Currently, EPA's cleanup standard for Opportunity, Anaconda, and Butte is 250 parts per million of arsenic in the soils and attics.
Opportunity is about 5 miles east of Anaconda and within sight of the former 565-foot smelter. A smaller neighborhood, Crackerville, is southeast of Anaconda and the old smelter.
The legal fight
The nearly 10-year-long legal battle between nearly 100 Opportunity residents and Atlantic Richfield was set to go to jury trial last year when Atlantic Richfield asked the Montana Supreme Court to take a second look at the case. Atlantic Richfield wanted the state’s high court to review Seventh District Court Judge Katherine Bidegaray’s decision to allow a jury trial, which was to start in fall 2016.
But, Atlantic Richfield argued that the state Supreme Court needed to intervene on Bidegaray’s ruling because Superfund law barred the property owners’ claims for restoration damages.
The majority opinion of the state’s high court justices was that Bidegaray did not err when she ruled against Atlantic Richfield in 2015, saying that the residents are not barred by Superfund law from including a claim for restoration damages.
Atlantic Richfield, owned by parent company BP, can contest the merits of the residents' restoration plans in the jury trial.
Atlantic Richfield declined to comment Friday.
EPA, which had previously stayed out of the lawsuit through its long years of bouncing in and out of various courts, filed a brief on behalf of Atlantic Richfield in 2016 for the state’s Supreme Court ruling.
EPA stated in their 2016 brief that Opportunity and Crackerville residents are barred by federal law from setting a new cleanup standard and that such an action would create conflict with the current cleanup that is ongoing.
EPA declined to comment other than to say, through a spokesperson, that the agency “will be reviewing the decision.”
What it means
University of Montana-Missoula law professor Michelle Bryan said that what makes this ruling unique is that under Montana’s constitution, “we get complete cleanup that other states don’t necessarily get.”
Bryan teaches in the law school's Natural Resources and Environmental Law Program.

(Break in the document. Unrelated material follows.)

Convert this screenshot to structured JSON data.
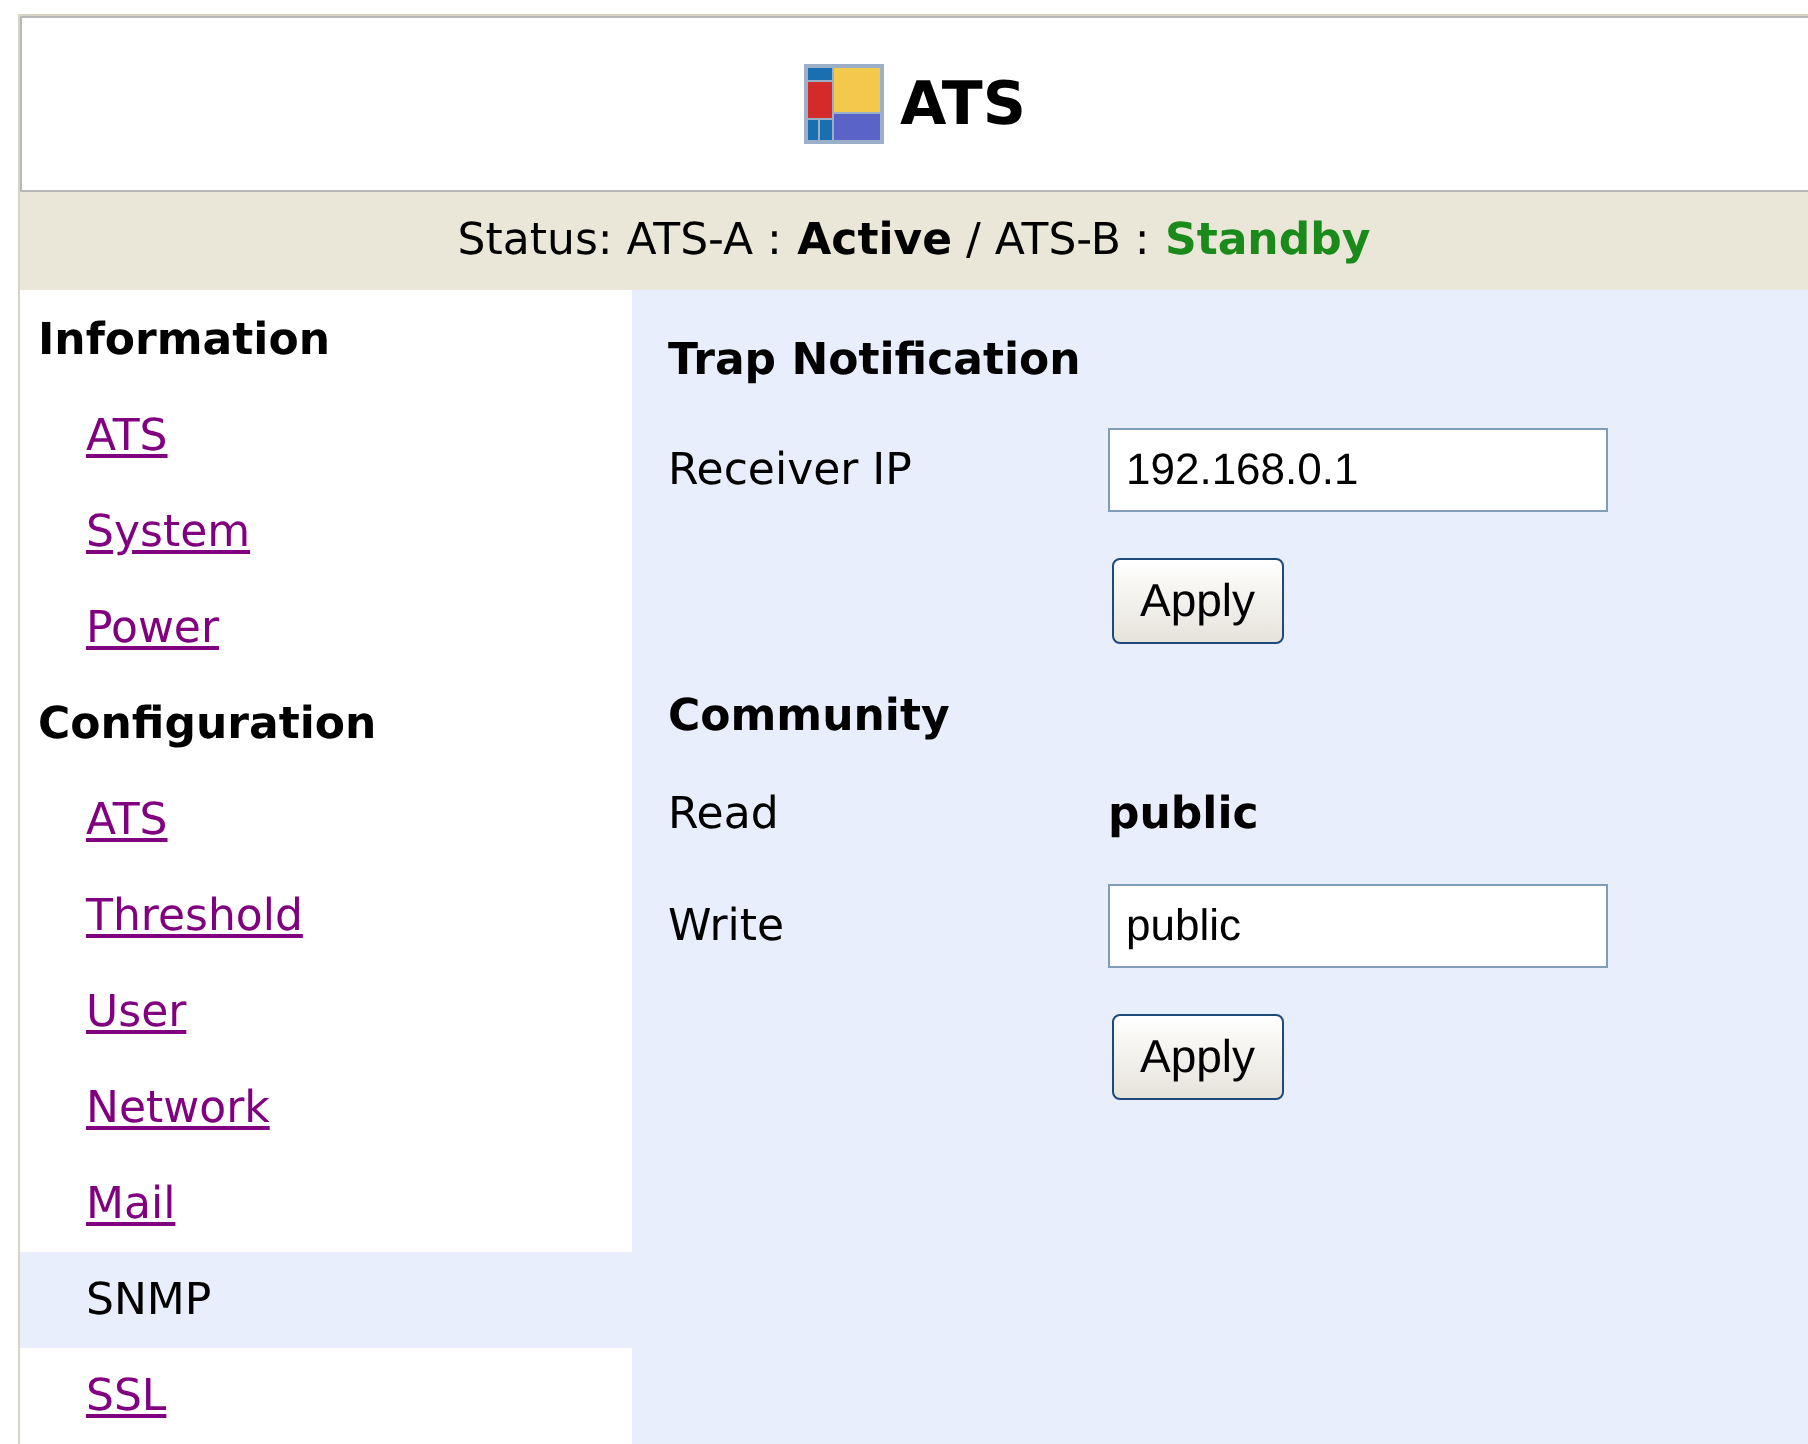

A handful of states – Illinois, Hawaii, Pennsylvania, and Montana – specify the right for property owners to get a complete cleanup, regardless of what the property itself is worth, she said. A provision was entered into Montana’s constitution in 1972 to ensure that and it was “largely in response to mining damage,” Bryan said.
Domenic Cossi, a Bozeman-based lawyer with Western Justice Associates, said that this ruling gives Opportunity residents “control over their own land.”
Cossi filed a brief for the court on behalf of the Opportunity residents.
“No matter where your politics lie, if this gets to be a political decision on how far land gets cleaned up, it allows whoever’s in charge to make that decision. That’s a pretty scary proposition. Government can go to a certain standard, but the landowner should retain rights beyond that,” Cossi said.
Montana Supreme Court Justice Beth Baker didn’t agree with everything the majority wrote on the decision but agreed with the majority’s vote in favor of Opportunity.
"What (Atlantic Richfield) may do is offer evidence to support its claim that the property owners' proposed restoration plan is not feasible and thus does not qualify as a temporary injury," she wrote for the ruling.
Justice Laurie McKinnon dissented. She wrote that the residents’ restoration plans “conflict with the ongoing EPA investigation and (Superfund) cleanup.”
Opportunity resident Butch Ryan called the ruling “only fair.”
“If our (Montana’s) standards are higher, they should be. Our water quality and air quality should be better,” Ryan said by phone Friday.
Opportunity resident Shaun Hoolahan said that when the Opportunity and Crackerville residents banded together to start the lawsuit, his son was 8 years old. Now his son is 17.
“We’ll have our day in court,” Hoolahan said.